Hi Michele,
since I want to keep my older version installation intact, I installed on another disk
drive the
stock Debian 12 with the previous version of TDE 14.0.13. On this clean installation, I
tried Fn+F1
(XF86Sleep) and the function worked perfectly - the laptop went to sleep. The same for
XF86MonBrightnessUp/Down.
I then upgraded to the latest version of TDE 14.1.0 and rebooted just to be sure. From now
on
XF86Sleep nor XF86MonBrightnessUp/Down initiation does not work.
The only thing that has changed on this setup is the TDE upgrade from 14.0.13 to 14.1.0.
In conclusion - I assume that this test shows that the problem must be somewhere on the
TDE side.
Maybe the binding of some XF86* events is disconnected? Hard to say for me ...
Cheers
--
Petr Palacky
Dne st 10. května 2023 13:38:30 Michele Calgaro via tde-users napsal(a):
I don't
have any special ACPI programs or utilities for the older
installation, and it's practically a standard installation of Debian 9 +
TDE 14.0. In the case of a newer Debian 12 + TDE 14.1 installation, this
is also a fairly standard installation.
I checked the installed modules (older versus new installation) and they
are pretty much the same everywhere.
Hi Petr,
I don't know if it is something easily feasible for you, but a good test to
determine whether it is a kernel issue or a TDE issue would be to update
the old installation to R14.1.0 but keeping the existing 4.9 kernel.

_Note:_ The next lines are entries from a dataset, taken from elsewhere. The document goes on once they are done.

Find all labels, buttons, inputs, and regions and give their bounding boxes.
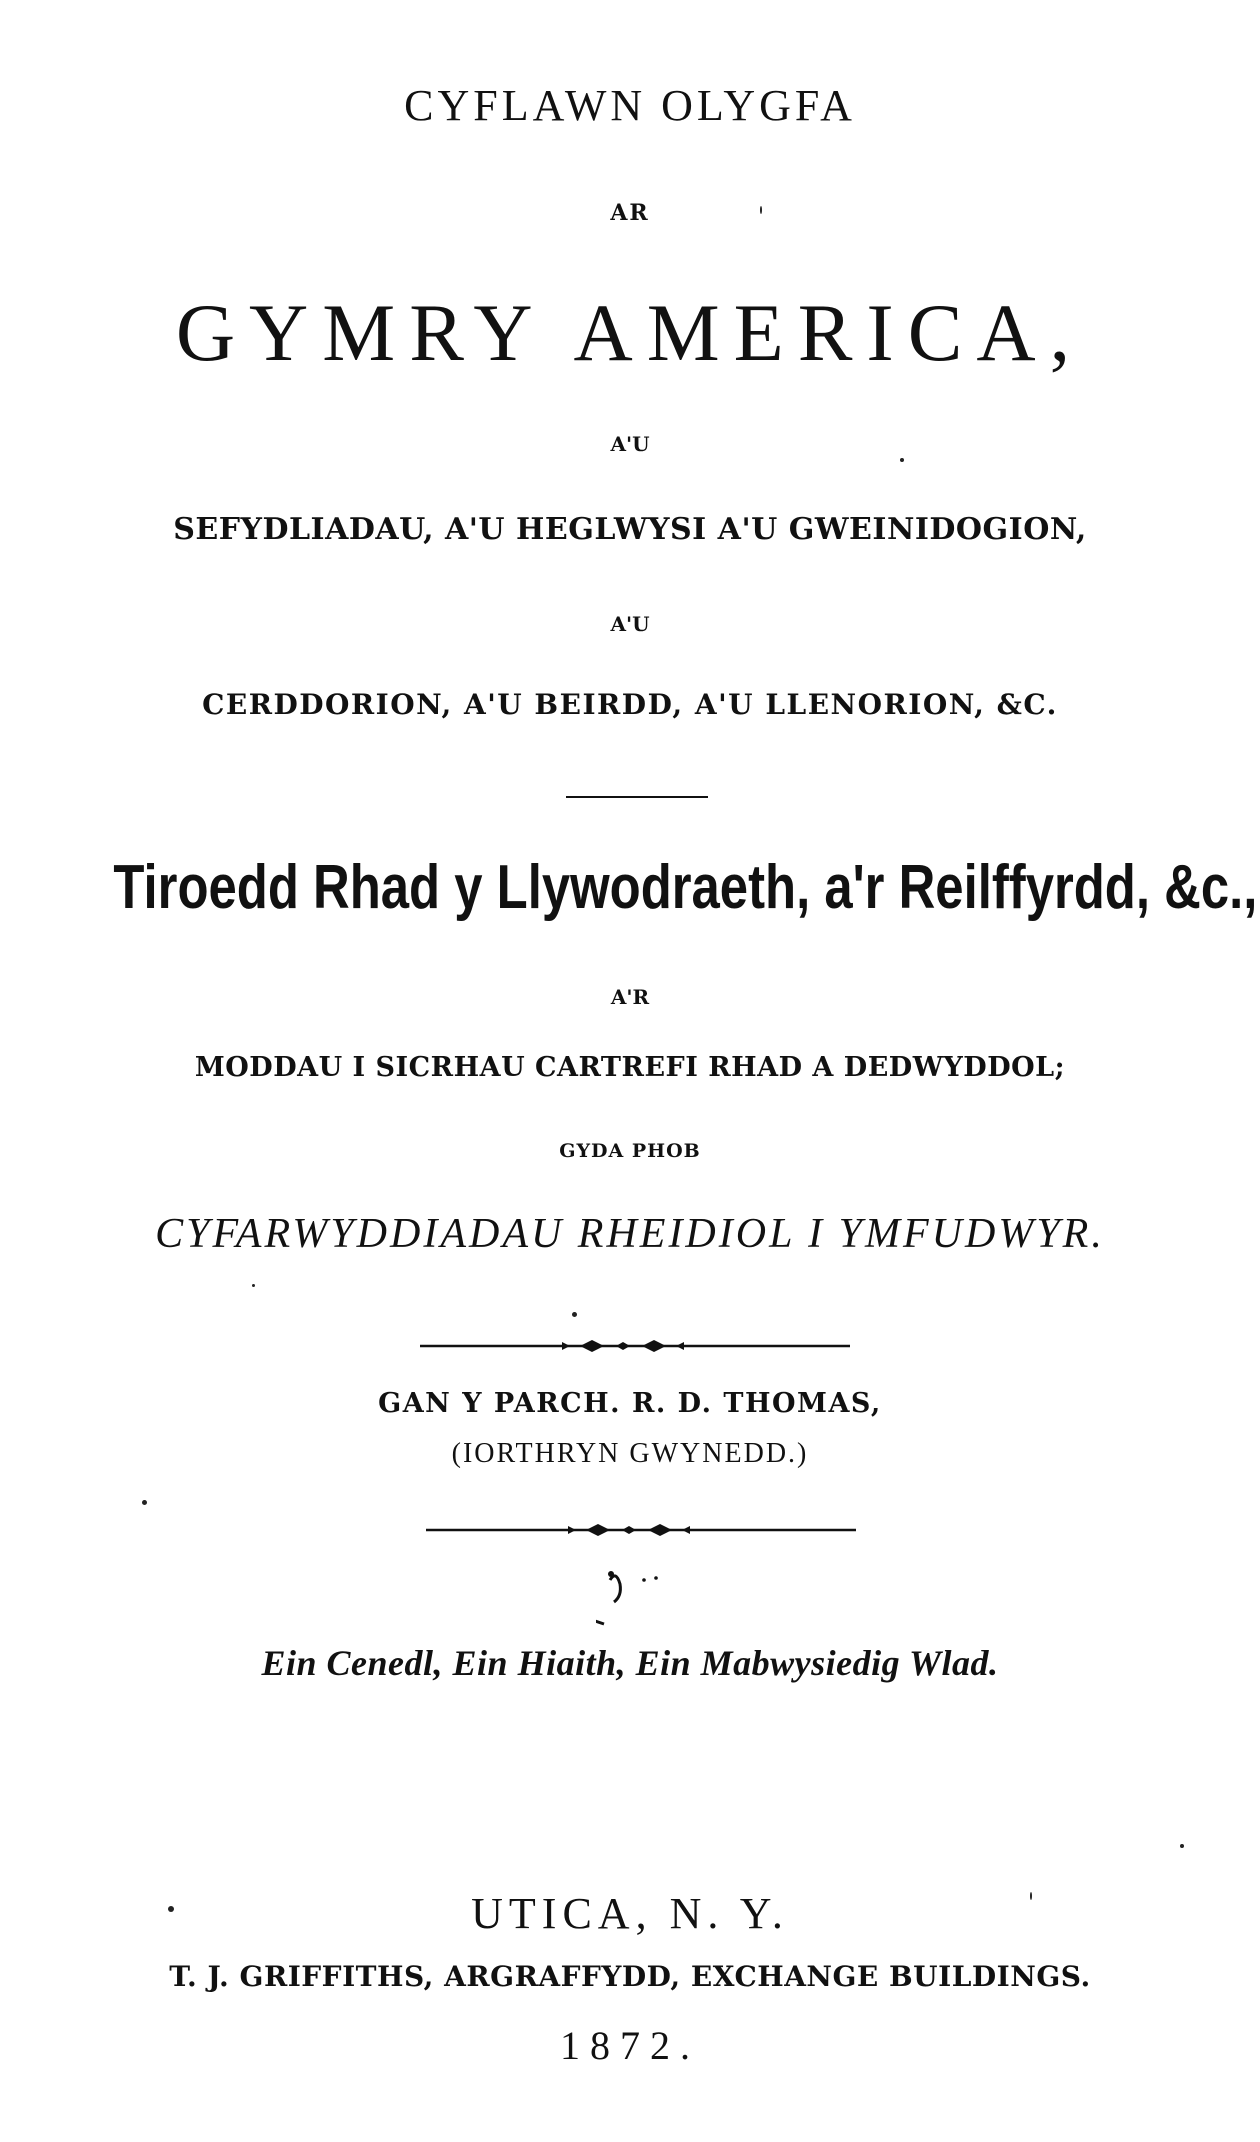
- conjunction-au-1: A'U: [610, 432, 650, 456]
- print-speck: [252, 1284, 255, 1287]
- author-pseudonym: (IORTHRYN GWYNEDD.): [451, 1438, 809, 1469]
- ornamental-rule-1: [420, 1336, 850, 1356]
- print-speck: [1180, 1844, 1184, 1848]
- subtitle-gyda: GYDA PHOB: [559, 1140, 701, 1162]
- print-speck: [142, 1500, 147, 1505]
- subtitle-cerddorion: CERDDORION, A'U BEIRDD, A'U LLENORION, &C.: [202, 688, 1058, 721]
- subtitle-moddau: MODDAU I SICRHAU CARTREFI RHAD A DEDWYDDOL;: [194, 1052, 1066, 1083]
- conjunction-au-2: A'U: [610, 612, 650, 636]
- title-line-1: CYFLAWN OLYGFA: [404, 81, 856, 130]
- print-speck: [760, 206, 762, 214]
- imprint-year: 1872.: [560, 2023, 700, 2068]
- title-line-ar: AR: [610, 200, 650, 226]
- main-title: GYMRY AMERICA,: [175, 287, 1085, 378]
- subtitle-tiroedd: Tiroedd Rhad y Llywodraeth, a'r Reilffyrdd, &c.,: [113, 853, 1258, 922]
- conjunction-ar: A'R: [610, 985, 650, 1009]
- imprint-place: UTICA, N. Y.: [471, 1889, 789, 1938]
- print-speck: [900, 458, 904, 462]
- subtitle-cyfarwyddiadau: CYFARWYDDIADAU RHEIDIOL I YMFUDWYR.: [155, 1211, 1105, 1257]
- ornamental-rule-2: [426, 1520, 856, 1540]
- ornament-glyph-icon: [596, 1562, 696, 1632]
- subtitle-sefydliadau: SEFYDLIADAU, A'U HEGLWYSI A'U GWEINIDOGION,: [173, 512, 1087, 547]
- short-rule-divider: [566, 796, 708, 798]
- print-speck: [572, 1312, 577, 1317]
- print-speck: [1030, 1892, 1032, 1900]
- motto: Ein Cenedl, Ein Hiaith, Ein Mabwysiedig Wlad.: [261, 1643, 999, 1683]
- author-line: GAN Y PARCH. R. D. THOMAS,: [378, 1388, 882, 1419]
- print-speck: [168, 1906, 174, 1912]
- imprint-printer: T. J. GRIFFITHS, ARGRAFFYDD, EXCHANGE BUILDINGS.: [169, 1960, 1091, 1993]
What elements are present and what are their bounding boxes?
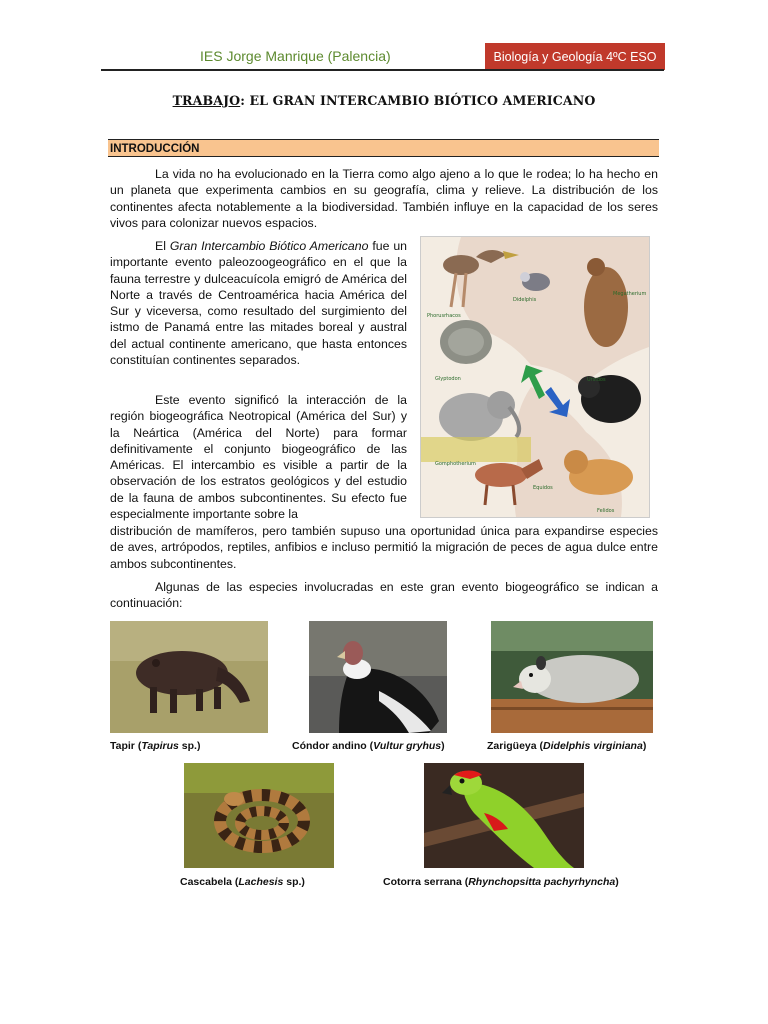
caption-tapir-suffix: sp.) [178,740,201,752]
title-label: TRABAJO [172,93,241,108]
header-divider [101,69,664,71]
paragraph-interaction-continued: distribución de mamíferos, pero también supuso una oportunidad única para expandirse especies de aves, artrópodos, reptiles, anfibios e incluso permitió la migración de peces de agua dulce entre ambos subcontinentes. [110,524,658,571]
condor-photo [309,621,447,733]
opossum-illustration [491,621,653,733]
map-label-phorusrhacos: Phorusrhacos [427,313,461,319]
caption-condor-common: Cóndor andino [292,740,367,752]
map-label-equidos: Equidos [533,485,553,491]
school-name: IES Jorge Manrique (Palencia) [200,48,391,64]
map-label-glyptodon: Glyptodon [435,376,461,382]
caption-parrot: Cotorra serrana (Rhynchopsitta pachyrhyncha) [383,876,619,888]
caption-parrot-common: Cotorra serrana [383,876,462,888]
caption-snake: Cascabela (Lachesis sp.) [180,876,305,888]
parrot-illustration [424,763,584,868]
snake-illustration [184,763,334,868]
fauna-exchange-map [420,236,650,518]
caption-tapir: Tapir (Tapirus sp.) [110,740,201,752]
caption-opossum-sci: Didelphis virginiana [543,740,643,752]
paragraph-intro: La vida no ha evolucionado en la Tierra como algo ajeno a lo que le rodea; lo ha hecho en un planeta que experimenta cambios en su geografía, clima y relieve. La distribución de los continentes afecta notablemente a la biodiversidad. También influye en la capacidad de los seres vivos para colonizar nuevos espacios. [110,167,658,230]
map-label-ursidos: Ursidos [587,377,606,383]
snake-photo [184,763,334,868]
caption-tapir-sci: Tapirus [141,740,179,752]
caption-condor: Cóndor andino (Vultur gryhus) [292,740,445,752]
map-label-felidos: Felidos [597,508,615,514]
caption-condor-suffix: ) [441,740,445,752]
title-rest: : EL GRAN INTERCAMBIO BIÓTICO AMERICANO [240,93,596,108]
map-label-megatherium: Megatherium [613,291,647,297]
caption-snake-common: Cascabela [180,876,232,888]
caption-condor-sci: Vultur gryhus [373,740,442,752]
opossum-photo [491,621,653,733]
document-title [0,93,768,108]
caption-snake-sci: Lachesis [238,876,284,888]
tapir-illustration [110,621,268,733]
caption-opossum-suffix: ) [642,740,647,752]
subject-badge: Biología y Geología 4ºC ESO [485,43,665,70]
parrot-photo [424,763,584,868]
caption-parrot-sci: Rhynchopsitta pachyrhyncha [468,876,616,888]
paragraph-gaba-rest: fue un importante evento paleozoogeográfico en el que la fauna terrestre y dulceacuícola emigró de América del Norte a través de Centroamérica hacia América del Sur y viceversa, como resultado del surgimiento del istmo de Panamá entre las mitades boreal y austral del actual continente americano, que hasta entonces constituían continentes separados. [110,239,408,368]
paragraph-gaba-emphasis: Gran Intercambio Biótico Americano [169,239,369,253]
caption-snake-suffix: sp.) [283,876,305,888]
condor-illustration [309,621,447,733]
caption-parrot-suffix: ) [615,876,619,888]
tapir-photo [110,621,268,733]
map-label-gomphotherium: Gomphotherium [435,461,476,467]
paragraph-interaction: Este evento significó la interacción de la región biogeográfica Neotropical (América del Sur) y la Neártica (América del Norte) para formar definitivamente el conjunto biogeográfico de las Américas. El intercambio es visible a partir de la observación de los estratos geológicos y del estudio de la fauna de ambos subcontinentes. Su efecto fue especialmente importante sobre la [110,393,407,522]
caption-tapir-common: Tapir [110,740,135,752]
caption-opossum: Zarigüeya (Didelphis virginiana) [487,740,647,752]
section-heading: INTRODUCCIÓN [108,139,659,157]
paragraph-gaba-start: El [155,239,170,253]
map-label-didelphis: Didelphis [513,297,537,303]
fauna-map-illustration [421,237,649,517]
caption-opossum-common: Zarigüeya [487,740,537,752]
paragraph-species-intro: Algunas de las especies involucradas en este gran evento biogeográfico se indican a continuación: [110,580,658,611]
paragraph-gaba [110,238,407,368]
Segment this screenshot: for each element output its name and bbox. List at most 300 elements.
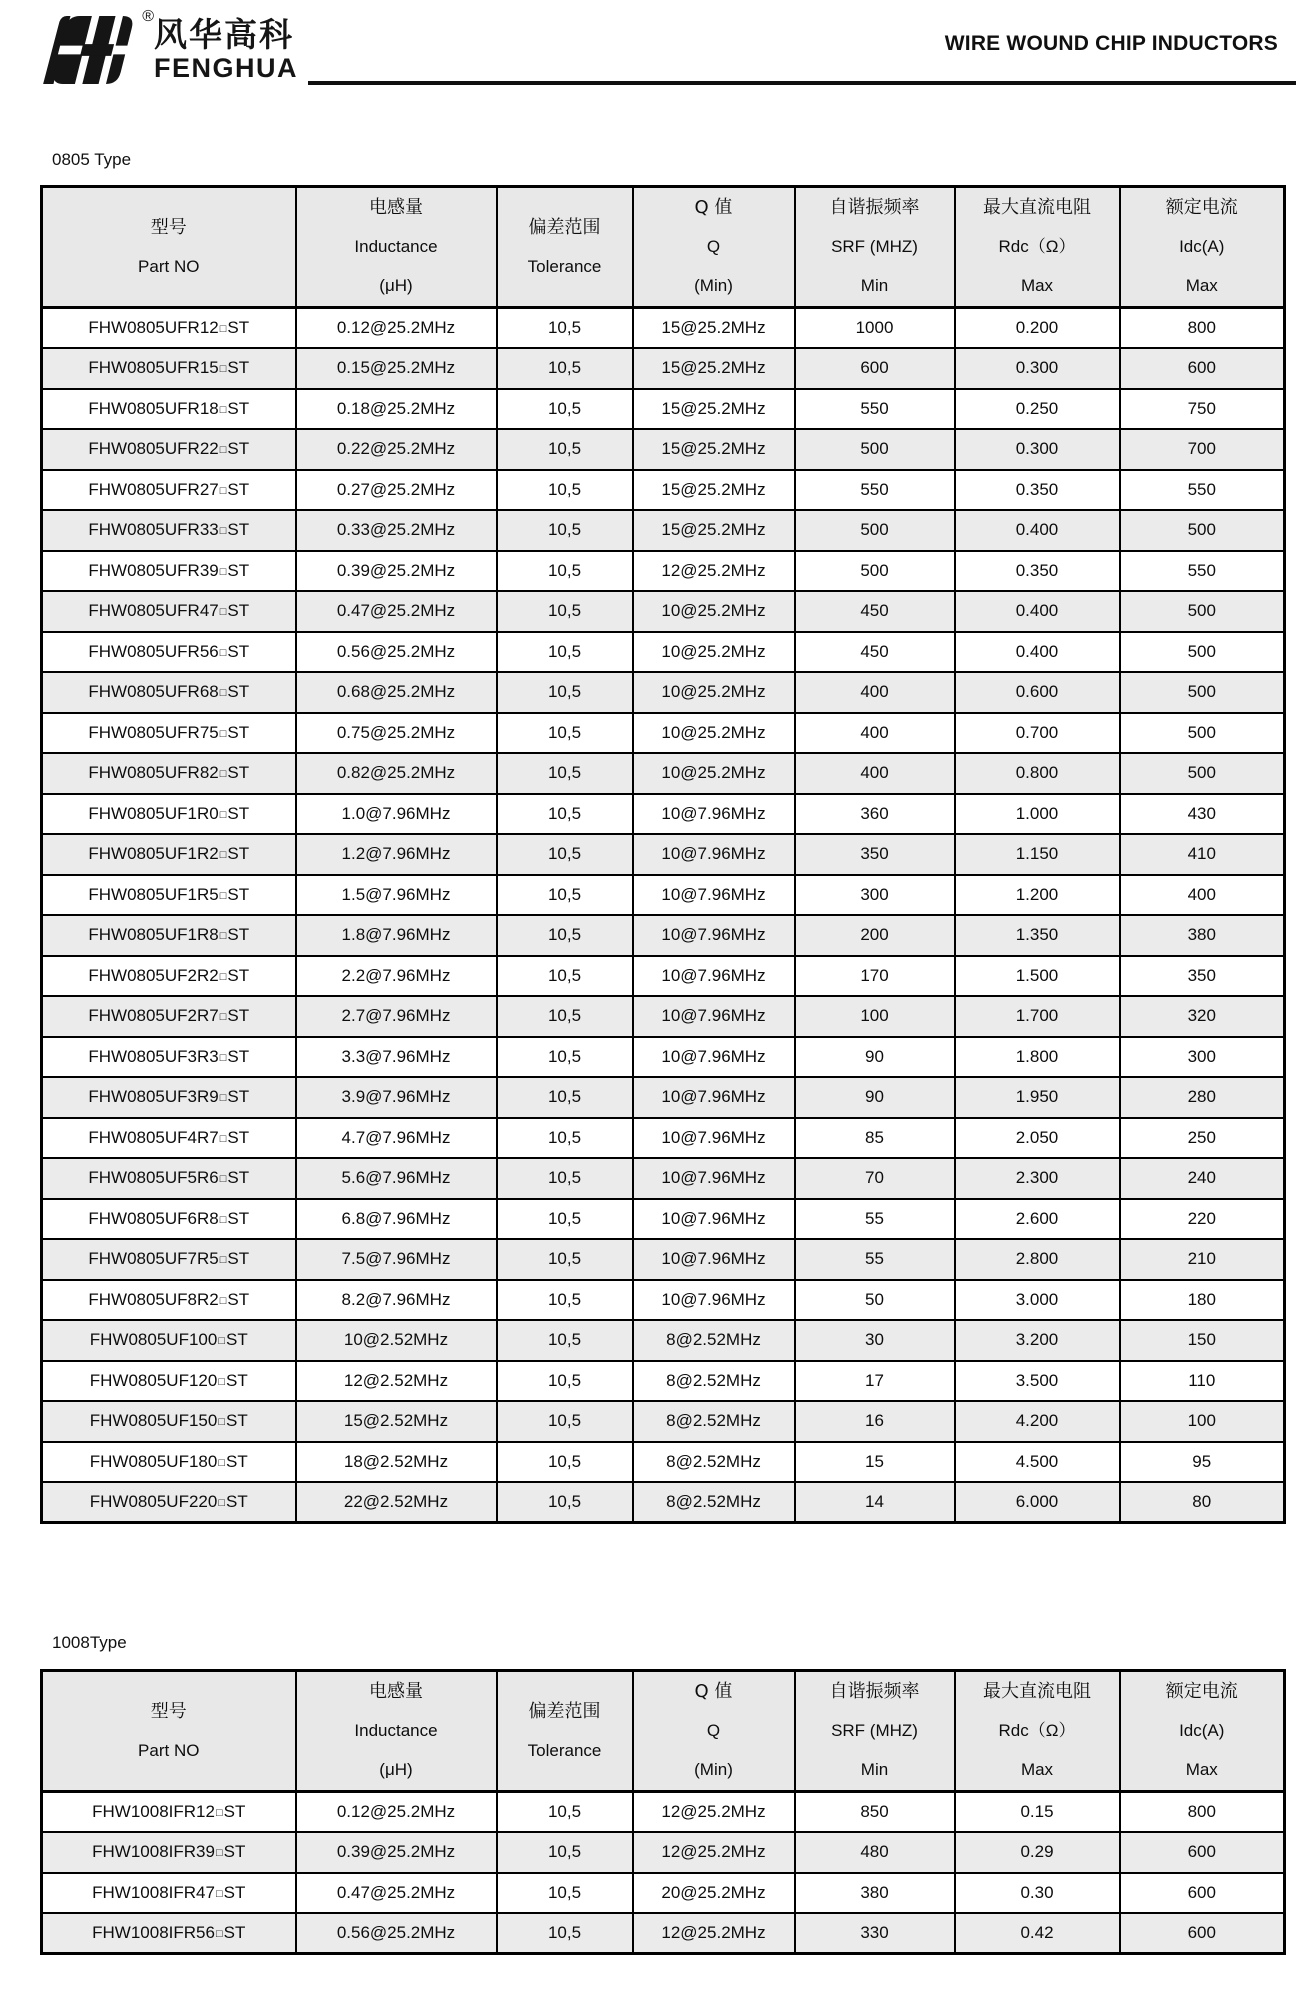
cell-srf-min: 380 (795, 1873, 955, 1914)
cell-idc-max: 700 (1120, 429, 1285, 470)
cell-part-no: FHW0805UF4R7□ST (42, 1118, 296, 1159)
table-row (42, 632, 1285, 673)
cell-rdc-max: 0.42 (955, 1913, 1120, 1954)
cell-q-min: 8@2.52MHz (633, 1401, 795, 1442)
column-header-line: 额定电流 (1165, 1681, 1238, 1702)
column-header-line: Rdc（Ω） (998, 1721, 1076, 1740)
cell-tolerance: 10,5 (497, 1873, 633, 1914)
column-header (955, 187, 1120, 308)
table-row (42, 956, 1285, 997)
cell-inductance: 4.7@7.96MHz (296, 1118, 497, 1159)
cell-q-min: 12@25.2MHz (633, 551, 795, 592)
cell-part-no: FHW0805UFR15□ST (42, 348, 296, 389)
cell-idc-max: 500 (1120, 591, 1285, 632)
column-header-line: 电感量 (369, 1681, 423, 1702)
cell-srf-min: 90 (795, 1077, 955, 1118)
registered-trademark-icon: ® (142, 8, 154, 25)
cell-inductance: 6.8@7.96MHz (296, 1199, 497, 1240)
cell-q-min: 8@2.52MHz (633, 1442, 795, 1483)
cell-tolerance: 10,5 (497, 753, 633, 794)
cell-tolerance: 10,5 (497, 1077, 633, 1118)
cell-inductance: 0.68@25.2MHz (296, 672, 497, 713)
cell-tolerance: 10,5 (497, 794, 633, 835)
cell-part-no: FHW0805UFR27□ST (42, 470, 296, 511)
column-header-line: Tolerance (527, 1740, 602, 1760)
cell-idc-max: 500 (1120, 713, 1285, 754)
column-header-line: Max (1020, 1760, 1054, 1779)
cell-inductance: 12@2.52MHz (296, 1361, 497, 1402)
cell-srf-min: 450 (795, 632, 955, 673)
cell-q-min: 10@7.96MHz (633, 1118, 795, 1159)
table-row (42, 1482, 1285, 1523)
placeholder-square: □ (219, 1254, 227, 1267)
cell-srf-min: 400 (795, 713, 955, 754)
placeholder-square: □ (219, 606, 227, 619)
cell-inductance: 1.0@7.96MHz (296, 794, 497, 835)
column-header (296, 1671, 497, 1792)
cell-q-min: 12@25.2MHz (633, 1832, 795, 1873)
placeholder-square: □ (219, 889, 227, 902)
column-header (296, 187, 497, 308)
cell-tolerance: 10,5 (497, 713, 633, 754)
cell-rdc-max: 4.200 (955, 1401, 1120, 1442)
cell-idc-max: 800 (1120, 1792, 1285, 1833)
table-row (42, 348, 1285, 389)
cell-part-no: FHW0805UFR22□ST (42, 429, 296, 470)
table-row (42, 875, 1285, 916)
column-header-line: Q 值 (694, 1681, 733, 1702)
cell-idc-max: 240 (1120, 1158, 1285, 1199)
cell-rdc-max: 0.300 (955, 429, 1120, 470)
cell-part-no: FHW1008IFR56□ST (42, 1913, 296, 1954)
cell-q-min: 10@7.96MHz (633, 996, 795, 1037)
placeholder-square: □ (219, 1213, 227, 1226)
column-header-line: 偏差范围 (528, 216, 601, 238)
column-header-line: Part NO (138, 256, 200, 276)
cell-idc-max: 380 (1120, 915, 1285, 956)
cell-q-min: 10@7.96MHz (633, 1158, 795, 1199)
column-header-line: 偏差范围 (528, 1700, 601, 1722)
cell-inductance: 5.6@7.96MHz (296, 1158, 497, 1199)
column-header-line: (μH) (379, 1760, 413, 1779)
column-header-line: 型号 (150, 216, 187, 238)
cell-q-min: 15@25.2MHz (633, 470, 795, 511)
cell-inductance: 2.2@7.96MHz (296, 956, 497, 997)
column-header-line: 型号 (150, 1700, 187, 1722)
cell-q-min: 10@25.2MHz (633, 672, 795, 713)
column-header-line: SRF (MHZ) (831, 237, 918, 256)
cell-part-no: FHW0805UFR12□ST (42, 308, 296, 349)
cell-inductance: 1.2@7.96MHz (296, 834, 497, 875)
column-header (1120, 187, 1285, 308)
cell-inductance: 0.12@25.2MHz (296, 308, 497, 349)
column-header-line: 最大直流电阻 (983, 1681, 1091, 1702)
header-row (42, 187, 1285, 308)
cell-tolerance: 10,5 (497, 1832, 633, 1873)
column-header (497, 1671, 633, 1792)
cell-rdc-max: 2.600 (955, 1199, 1120, 1240)
cell-inductance: 0.12@25.2MHz (296, 1792, 497, 1833)
cell-srf-min: 480 (795, 1832, 955, 1873)
cell-q-min: 15@25.2MHz (633, 429, 795, 470)
cell-rdc-max: 1.700 (955, 996, 1120, 1037)
cell-srf-min: 550 (795, 470, 955, 511)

If the
problem shows up on R14.1.0 with the old kernel, it is definitely something
in TDE. If R14.1.0 works fine, it is more likely not a TDE issue.
Alternatively (or as additional test), running R14.0.13 on the new Debian
12 would also help providing further info.
I don't have a Dell with TDE, but usually brightness and volume controls
work fine, so I would be surprised if they didn't on a Dell. Until 7 years
ago I had a Dell and they were definitely working back then (I was running
R14.1.0-dev) although it was long ago.